Related paper: Unsupervised Modeling of Twitter Conversations;
Alan Ritter, Colin Cherry, Bill Dolan, NAACL 2010
Focus paper: Characterizing Microblogs with Topic Models
The related paper I read this week proposes an unsupervised method for discovering dialogue structure or "dialogue acts" in twitter conversations. The idea was to automatically extract information that says something about the nature of the interactions between people in new mediums such as twitter. This is a pretty cool problem since the conversational aspects of English or any language seem to be one of the harder problems one could pose in NLP. The authors crawled Twitter using its API and obtained the posts of a sample of users, and all the replies to their posts, extracting entire conversation trees. All the data amounted to 1.3 million conversations. Only 10,000 random conversations are used, and scaling the models to the entire corpus is left for future work. The authors introduce three models, the EM Conversation model, the Conversation+Topic model, and the Bayesian Conversation model, the second being an extension of the first.

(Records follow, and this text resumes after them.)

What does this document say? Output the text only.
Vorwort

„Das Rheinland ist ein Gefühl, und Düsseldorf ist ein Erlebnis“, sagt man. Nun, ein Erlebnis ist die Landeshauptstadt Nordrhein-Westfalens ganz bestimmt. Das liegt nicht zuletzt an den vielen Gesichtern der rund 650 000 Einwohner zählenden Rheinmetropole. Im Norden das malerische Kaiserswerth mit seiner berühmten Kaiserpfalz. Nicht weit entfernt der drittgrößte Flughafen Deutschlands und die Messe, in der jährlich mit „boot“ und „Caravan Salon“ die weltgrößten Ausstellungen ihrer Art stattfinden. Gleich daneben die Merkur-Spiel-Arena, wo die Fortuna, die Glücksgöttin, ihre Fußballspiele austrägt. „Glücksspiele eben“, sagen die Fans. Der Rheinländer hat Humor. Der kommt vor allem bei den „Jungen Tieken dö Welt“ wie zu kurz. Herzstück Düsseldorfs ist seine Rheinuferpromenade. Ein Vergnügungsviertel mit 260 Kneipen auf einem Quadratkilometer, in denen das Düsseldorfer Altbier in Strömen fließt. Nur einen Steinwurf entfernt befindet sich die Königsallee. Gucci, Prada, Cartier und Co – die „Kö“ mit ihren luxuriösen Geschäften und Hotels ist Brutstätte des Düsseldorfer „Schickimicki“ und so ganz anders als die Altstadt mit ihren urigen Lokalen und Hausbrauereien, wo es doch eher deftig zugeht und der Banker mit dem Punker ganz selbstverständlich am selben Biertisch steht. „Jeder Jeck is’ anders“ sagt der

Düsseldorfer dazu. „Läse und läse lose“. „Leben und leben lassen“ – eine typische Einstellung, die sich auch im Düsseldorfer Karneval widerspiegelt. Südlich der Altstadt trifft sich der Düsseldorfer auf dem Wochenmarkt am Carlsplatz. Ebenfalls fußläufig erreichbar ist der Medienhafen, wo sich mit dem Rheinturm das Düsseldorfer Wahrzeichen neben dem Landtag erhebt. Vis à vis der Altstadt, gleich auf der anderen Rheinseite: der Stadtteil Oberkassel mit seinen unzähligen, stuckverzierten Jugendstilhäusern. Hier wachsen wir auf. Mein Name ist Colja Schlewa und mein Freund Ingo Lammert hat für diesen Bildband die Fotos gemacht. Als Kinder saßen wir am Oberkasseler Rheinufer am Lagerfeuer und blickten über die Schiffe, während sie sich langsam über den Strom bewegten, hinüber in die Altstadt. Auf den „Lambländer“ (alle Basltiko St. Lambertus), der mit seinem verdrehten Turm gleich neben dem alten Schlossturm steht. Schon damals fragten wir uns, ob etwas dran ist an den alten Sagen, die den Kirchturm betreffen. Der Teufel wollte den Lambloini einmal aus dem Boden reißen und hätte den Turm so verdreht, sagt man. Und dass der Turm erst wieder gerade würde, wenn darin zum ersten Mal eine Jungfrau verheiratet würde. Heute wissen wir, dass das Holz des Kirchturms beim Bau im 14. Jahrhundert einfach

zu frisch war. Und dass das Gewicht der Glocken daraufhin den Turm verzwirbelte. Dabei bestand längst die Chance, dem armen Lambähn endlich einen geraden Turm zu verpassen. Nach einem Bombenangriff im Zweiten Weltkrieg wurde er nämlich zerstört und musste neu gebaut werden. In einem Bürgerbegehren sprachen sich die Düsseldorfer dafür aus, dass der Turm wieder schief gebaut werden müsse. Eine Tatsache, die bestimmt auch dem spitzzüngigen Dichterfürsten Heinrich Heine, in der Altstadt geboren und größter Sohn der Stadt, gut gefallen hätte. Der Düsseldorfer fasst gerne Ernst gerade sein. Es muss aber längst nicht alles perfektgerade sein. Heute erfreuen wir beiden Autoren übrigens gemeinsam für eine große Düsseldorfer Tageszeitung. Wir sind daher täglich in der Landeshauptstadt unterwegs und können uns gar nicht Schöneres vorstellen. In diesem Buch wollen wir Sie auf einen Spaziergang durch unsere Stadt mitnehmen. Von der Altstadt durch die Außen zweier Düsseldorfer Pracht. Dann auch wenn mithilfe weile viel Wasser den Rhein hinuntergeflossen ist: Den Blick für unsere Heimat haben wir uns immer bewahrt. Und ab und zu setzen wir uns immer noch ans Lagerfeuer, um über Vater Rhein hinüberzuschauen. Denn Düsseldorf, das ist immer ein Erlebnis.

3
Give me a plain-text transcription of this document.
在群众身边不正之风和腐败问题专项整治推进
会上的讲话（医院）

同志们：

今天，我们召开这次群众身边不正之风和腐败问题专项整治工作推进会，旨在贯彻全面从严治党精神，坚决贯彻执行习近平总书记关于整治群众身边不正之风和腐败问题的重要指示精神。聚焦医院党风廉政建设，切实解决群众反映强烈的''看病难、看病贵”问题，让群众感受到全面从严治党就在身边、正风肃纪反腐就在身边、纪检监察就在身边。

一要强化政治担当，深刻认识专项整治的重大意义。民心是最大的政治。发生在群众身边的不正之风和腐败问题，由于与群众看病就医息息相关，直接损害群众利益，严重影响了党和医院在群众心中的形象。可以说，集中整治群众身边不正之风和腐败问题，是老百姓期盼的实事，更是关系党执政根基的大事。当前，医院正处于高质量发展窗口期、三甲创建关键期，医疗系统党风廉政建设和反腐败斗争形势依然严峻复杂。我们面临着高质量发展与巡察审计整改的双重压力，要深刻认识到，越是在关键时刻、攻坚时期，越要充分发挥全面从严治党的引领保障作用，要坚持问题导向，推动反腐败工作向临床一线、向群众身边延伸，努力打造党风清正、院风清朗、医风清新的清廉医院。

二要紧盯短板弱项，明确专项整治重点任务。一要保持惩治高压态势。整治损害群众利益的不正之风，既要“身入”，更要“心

The Conversation+Topic model is basically a modified HMM borrowed from some previous work on multi-document summarization. Just using the Conversational model wasn't quite good enough since topic and dialogue structure were mixed in the results and the focus is on dialogue structure. They use an LDA framework to modify the model to account for topic and thus separate content words from dialogue indicators. For the inference engine, the HMM dp is swapped for Gibbs sampling. Slice sampling is also applied.
To evaluate the set of generated dialogue acts, the authors examine both qualitative and quantitive evaluations. The qualitative evaluation really only focuses on the Conversation+Topic model, and they go through a 10-act model, showing the probability on the transitions between dialogue acts. Most of the acts are reasonable and do a good job of illustrating the fact that Twitter is a microblog. They also display word lists and example posts for each Dialogue Act which are fairly convincing. For quantitative evaluation the paper introduces a new task of conversation ordering, that is given a random set of conversations, all permutations of the conversations are generated and the probability of each permutation is evaluated as if it were an unseen conversation. It appears that although useful, this metric does not directly imply anything about the interpretability of the model.
It seems the paper does a decent job at planting a first step in terms of unsupervised dialogue act tagging. The work done doesn't seem overly complex, but the observations and data they collected seems like they could be useful for at least a couple more runs.